Anmeldung bei der Gewerblichen Sozialversicherung gegebenenfalls noch vor Jahresende ratsam

Für Freiberufler bzw. so genannte Neue Selbständige kann es ratsam sein, sich noch vor Ablauf des Jahres 2013 bei der Sozialversicherungsanstalt der gewerb­lichen Wirtschaft (GSVG) anzumelden, da ansonsten ein Beitragszuschlag droht. Freiberufler und Neue Selbständi­ge unterscheiden sich dadurch, dass Freiberufler – etwa Wirtschaftstreuhän­der, Notare, Rechtsanwälte – einer gesetzlichen beruflichen Interessensver­tretung angehören. Beispiele für Neue Selbständige sind Kunstschaffende, Vortragende, Gutachter und Schriftstel­ler.

 

Ob Sozialversicherungspflicht für die selbständige Tätigkeit eintritt, hängt davon ab, ob die jeweilige Versiche­rungsgrenze, d.h. ein entsprechender Gewinn aus der Tätigkeit, überschritten wird.

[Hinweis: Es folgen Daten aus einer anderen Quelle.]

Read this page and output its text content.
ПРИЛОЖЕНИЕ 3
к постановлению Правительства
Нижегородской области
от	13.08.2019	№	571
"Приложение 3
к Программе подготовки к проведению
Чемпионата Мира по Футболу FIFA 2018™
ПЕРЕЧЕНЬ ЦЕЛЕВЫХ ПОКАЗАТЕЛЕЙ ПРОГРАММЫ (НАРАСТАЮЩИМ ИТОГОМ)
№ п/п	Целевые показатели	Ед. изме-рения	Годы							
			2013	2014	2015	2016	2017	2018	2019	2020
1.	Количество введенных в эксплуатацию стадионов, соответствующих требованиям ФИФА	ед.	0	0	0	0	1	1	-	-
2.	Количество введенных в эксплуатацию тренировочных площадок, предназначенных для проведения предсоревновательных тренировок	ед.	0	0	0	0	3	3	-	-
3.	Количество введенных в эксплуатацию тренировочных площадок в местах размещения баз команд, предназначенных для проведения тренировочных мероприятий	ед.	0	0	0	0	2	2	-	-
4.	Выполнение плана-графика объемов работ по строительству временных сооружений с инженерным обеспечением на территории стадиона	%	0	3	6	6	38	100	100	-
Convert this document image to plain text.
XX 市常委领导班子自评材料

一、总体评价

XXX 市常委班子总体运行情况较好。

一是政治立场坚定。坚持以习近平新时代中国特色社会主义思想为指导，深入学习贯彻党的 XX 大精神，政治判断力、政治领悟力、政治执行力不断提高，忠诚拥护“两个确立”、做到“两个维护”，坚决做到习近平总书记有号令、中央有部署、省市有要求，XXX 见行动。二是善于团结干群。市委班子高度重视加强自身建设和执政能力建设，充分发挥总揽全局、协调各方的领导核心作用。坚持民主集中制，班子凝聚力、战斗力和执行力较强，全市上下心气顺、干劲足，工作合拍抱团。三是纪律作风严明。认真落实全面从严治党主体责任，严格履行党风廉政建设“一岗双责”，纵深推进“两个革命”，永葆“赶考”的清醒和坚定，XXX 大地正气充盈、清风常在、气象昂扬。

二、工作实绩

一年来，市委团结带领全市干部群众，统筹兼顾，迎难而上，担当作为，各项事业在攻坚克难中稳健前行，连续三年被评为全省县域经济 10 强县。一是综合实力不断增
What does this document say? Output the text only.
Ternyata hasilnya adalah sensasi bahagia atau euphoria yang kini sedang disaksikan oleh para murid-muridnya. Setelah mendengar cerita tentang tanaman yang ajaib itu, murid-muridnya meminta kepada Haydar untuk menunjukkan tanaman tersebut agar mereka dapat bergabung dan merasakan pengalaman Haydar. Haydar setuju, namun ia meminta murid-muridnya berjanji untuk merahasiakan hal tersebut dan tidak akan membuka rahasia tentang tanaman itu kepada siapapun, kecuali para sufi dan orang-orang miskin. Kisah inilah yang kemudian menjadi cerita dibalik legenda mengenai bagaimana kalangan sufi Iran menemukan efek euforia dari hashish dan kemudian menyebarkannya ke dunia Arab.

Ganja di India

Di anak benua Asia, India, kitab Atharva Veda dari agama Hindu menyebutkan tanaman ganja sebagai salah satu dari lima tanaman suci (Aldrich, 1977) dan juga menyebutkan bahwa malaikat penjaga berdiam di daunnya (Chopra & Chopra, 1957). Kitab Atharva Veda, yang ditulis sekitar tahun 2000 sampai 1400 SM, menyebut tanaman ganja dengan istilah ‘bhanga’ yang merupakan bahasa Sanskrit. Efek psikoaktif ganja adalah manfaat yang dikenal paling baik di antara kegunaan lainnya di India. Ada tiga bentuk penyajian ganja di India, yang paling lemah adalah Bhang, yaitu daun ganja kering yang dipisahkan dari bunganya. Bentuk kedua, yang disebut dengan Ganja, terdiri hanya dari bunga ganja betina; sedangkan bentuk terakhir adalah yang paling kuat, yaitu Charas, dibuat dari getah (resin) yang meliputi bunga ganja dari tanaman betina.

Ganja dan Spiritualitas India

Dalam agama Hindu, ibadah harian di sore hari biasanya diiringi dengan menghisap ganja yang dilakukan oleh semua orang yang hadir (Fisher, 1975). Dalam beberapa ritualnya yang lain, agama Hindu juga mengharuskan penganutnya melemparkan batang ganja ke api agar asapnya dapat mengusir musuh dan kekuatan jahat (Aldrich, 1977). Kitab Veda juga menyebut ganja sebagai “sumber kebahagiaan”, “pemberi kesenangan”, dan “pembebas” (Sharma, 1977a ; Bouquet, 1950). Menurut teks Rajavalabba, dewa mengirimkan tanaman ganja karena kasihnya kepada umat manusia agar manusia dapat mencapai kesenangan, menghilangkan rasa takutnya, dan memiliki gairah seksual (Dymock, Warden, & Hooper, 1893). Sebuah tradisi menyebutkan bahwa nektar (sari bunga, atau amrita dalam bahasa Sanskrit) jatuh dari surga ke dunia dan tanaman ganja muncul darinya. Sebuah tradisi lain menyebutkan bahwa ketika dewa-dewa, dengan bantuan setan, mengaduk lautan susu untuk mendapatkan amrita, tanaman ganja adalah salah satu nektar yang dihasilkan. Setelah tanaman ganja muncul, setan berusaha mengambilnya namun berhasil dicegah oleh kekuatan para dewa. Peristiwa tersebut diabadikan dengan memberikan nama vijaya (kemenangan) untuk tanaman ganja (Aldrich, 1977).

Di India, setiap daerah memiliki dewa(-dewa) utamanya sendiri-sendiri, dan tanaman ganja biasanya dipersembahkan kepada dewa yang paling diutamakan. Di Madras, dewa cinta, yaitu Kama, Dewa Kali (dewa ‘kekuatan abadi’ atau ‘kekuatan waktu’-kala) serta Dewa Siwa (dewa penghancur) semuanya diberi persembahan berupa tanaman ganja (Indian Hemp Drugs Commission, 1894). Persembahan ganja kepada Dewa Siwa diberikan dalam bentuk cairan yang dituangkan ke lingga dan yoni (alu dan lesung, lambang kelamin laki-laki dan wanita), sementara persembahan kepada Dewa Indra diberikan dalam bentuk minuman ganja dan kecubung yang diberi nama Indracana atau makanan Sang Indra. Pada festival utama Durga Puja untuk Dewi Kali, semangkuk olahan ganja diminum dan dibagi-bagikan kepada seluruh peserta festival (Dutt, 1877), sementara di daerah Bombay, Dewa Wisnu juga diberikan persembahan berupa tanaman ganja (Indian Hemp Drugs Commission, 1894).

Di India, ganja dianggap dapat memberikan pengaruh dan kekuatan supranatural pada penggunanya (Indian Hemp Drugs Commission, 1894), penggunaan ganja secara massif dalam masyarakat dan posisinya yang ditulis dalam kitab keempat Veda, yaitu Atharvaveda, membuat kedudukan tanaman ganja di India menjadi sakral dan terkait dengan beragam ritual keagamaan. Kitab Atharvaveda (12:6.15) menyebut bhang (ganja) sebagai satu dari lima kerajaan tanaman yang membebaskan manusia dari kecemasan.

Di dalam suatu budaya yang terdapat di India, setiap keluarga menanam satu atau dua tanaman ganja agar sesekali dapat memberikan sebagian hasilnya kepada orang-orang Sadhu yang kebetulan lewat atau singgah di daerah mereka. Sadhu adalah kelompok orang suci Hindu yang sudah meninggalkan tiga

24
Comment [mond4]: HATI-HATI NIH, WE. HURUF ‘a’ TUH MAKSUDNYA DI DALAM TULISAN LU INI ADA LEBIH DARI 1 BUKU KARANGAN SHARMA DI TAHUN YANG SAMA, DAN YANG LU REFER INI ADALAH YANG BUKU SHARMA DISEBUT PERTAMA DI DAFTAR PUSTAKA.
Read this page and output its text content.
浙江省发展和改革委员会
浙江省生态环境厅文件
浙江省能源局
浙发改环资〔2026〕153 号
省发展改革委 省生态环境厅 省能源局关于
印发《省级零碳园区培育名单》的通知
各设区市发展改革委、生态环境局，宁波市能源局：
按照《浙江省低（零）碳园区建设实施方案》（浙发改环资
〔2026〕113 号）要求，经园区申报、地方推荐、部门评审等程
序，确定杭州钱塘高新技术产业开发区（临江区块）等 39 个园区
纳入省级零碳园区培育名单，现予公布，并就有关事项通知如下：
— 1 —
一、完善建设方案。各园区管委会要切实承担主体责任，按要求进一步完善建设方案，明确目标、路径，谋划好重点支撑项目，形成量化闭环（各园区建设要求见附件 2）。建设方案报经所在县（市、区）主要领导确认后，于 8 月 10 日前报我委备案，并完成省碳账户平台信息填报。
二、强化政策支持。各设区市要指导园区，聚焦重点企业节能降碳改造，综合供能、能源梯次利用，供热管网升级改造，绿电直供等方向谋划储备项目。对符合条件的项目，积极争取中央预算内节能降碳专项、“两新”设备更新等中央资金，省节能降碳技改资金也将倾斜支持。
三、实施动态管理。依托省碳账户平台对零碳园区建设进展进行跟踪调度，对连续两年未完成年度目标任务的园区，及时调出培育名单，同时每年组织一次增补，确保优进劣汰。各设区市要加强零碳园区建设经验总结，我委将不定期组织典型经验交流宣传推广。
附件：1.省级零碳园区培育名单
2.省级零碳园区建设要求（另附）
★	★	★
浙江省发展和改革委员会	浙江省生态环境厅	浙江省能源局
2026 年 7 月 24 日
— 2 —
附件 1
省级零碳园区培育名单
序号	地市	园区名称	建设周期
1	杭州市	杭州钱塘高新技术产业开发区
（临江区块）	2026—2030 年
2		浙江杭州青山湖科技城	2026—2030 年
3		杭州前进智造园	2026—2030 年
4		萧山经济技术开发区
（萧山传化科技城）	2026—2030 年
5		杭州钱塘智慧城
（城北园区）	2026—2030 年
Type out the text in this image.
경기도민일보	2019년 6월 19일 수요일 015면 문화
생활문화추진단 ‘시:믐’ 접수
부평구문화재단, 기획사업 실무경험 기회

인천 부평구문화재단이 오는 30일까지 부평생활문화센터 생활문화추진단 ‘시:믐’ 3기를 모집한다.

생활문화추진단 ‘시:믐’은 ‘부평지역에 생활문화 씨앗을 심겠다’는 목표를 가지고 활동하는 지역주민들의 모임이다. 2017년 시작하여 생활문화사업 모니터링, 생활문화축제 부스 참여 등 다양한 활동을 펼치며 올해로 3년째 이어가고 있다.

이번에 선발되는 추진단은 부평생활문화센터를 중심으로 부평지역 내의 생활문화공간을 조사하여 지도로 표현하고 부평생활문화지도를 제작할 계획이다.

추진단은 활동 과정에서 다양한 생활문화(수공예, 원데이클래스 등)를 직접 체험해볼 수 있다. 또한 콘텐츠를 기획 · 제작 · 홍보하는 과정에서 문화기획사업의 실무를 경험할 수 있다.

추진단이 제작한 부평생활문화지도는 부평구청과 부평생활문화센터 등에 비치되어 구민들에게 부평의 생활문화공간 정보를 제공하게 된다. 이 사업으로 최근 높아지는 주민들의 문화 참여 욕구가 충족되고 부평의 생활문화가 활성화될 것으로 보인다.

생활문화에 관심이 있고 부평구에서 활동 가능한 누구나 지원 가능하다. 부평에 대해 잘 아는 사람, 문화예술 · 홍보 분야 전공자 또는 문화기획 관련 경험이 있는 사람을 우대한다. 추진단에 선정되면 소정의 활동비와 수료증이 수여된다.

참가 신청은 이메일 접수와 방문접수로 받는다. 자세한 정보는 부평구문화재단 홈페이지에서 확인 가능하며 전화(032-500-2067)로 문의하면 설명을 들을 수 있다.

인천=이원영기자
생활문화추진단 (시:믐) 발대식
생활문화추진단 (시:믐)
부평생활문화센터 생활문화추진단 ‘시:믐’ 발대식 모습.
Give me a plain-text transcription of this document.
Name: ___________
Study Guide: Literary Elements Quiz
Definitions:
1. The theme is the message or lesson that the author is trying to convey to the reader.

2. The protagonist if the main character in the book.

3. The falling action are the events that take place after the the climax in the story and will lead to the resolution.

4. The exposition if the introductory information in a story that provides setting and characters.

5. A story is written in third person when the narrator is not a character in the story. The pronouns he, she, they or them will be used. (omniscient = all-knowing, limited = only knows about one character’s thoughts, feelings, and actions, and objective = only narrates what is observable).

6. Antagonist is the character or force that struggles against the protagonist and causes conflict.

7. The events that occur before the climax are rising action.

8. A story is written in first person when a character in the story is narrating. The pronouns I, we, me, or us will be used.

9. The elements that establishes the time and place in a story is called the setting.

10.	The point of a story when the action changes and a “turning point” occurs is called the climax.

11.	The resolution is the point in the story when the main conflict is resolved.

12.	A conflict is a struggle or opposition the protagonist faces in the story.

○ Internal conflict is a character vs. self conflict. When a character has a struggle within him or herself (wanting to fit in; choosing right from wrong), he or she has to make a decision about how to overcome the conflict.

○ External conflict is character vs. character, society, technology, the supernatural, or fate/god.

Die höhere (jährliche) Versiche­rungsgrenze von 6.453,36 € (Wert für 2013) kommt dann zur Anwendung, wenn neben der selbständigen Tätigkeit keine weitere Erwerbstätigkeit ausgeübt wird und auch sonst kein Einkommen aus einer anderen Quelle bezogen wird. Die niedrigere (jährliche) Versicherungsgrenze in Höhe von 4.641,60 € (Wert für 2013) ist relevant, wenn neben der selbständigen Tätigkeit noch eine weitere Erwerbstätigkeit ausgeübt wird oder Einkommen z.B. aus einer Pension, Arbeitslosenversicherung oder in Form von Kinderbetreuungsgeld vorliegt.

 

Früher war es ausreichend sich bis spätestens zur Rechtskraft des Einkom­mensteuerbescheids bei der GSVG zu melden, wenn ersichtlich war, dass man die jeweils relevante Versicherungs­grenze überschritten hatte. Konkret war also eine Anmeldung erst deutlich nach der Aufnahme der Tätigkeit bzw. nach dem Erkennen, dass die Grenze überschritten wurde, noch möglich.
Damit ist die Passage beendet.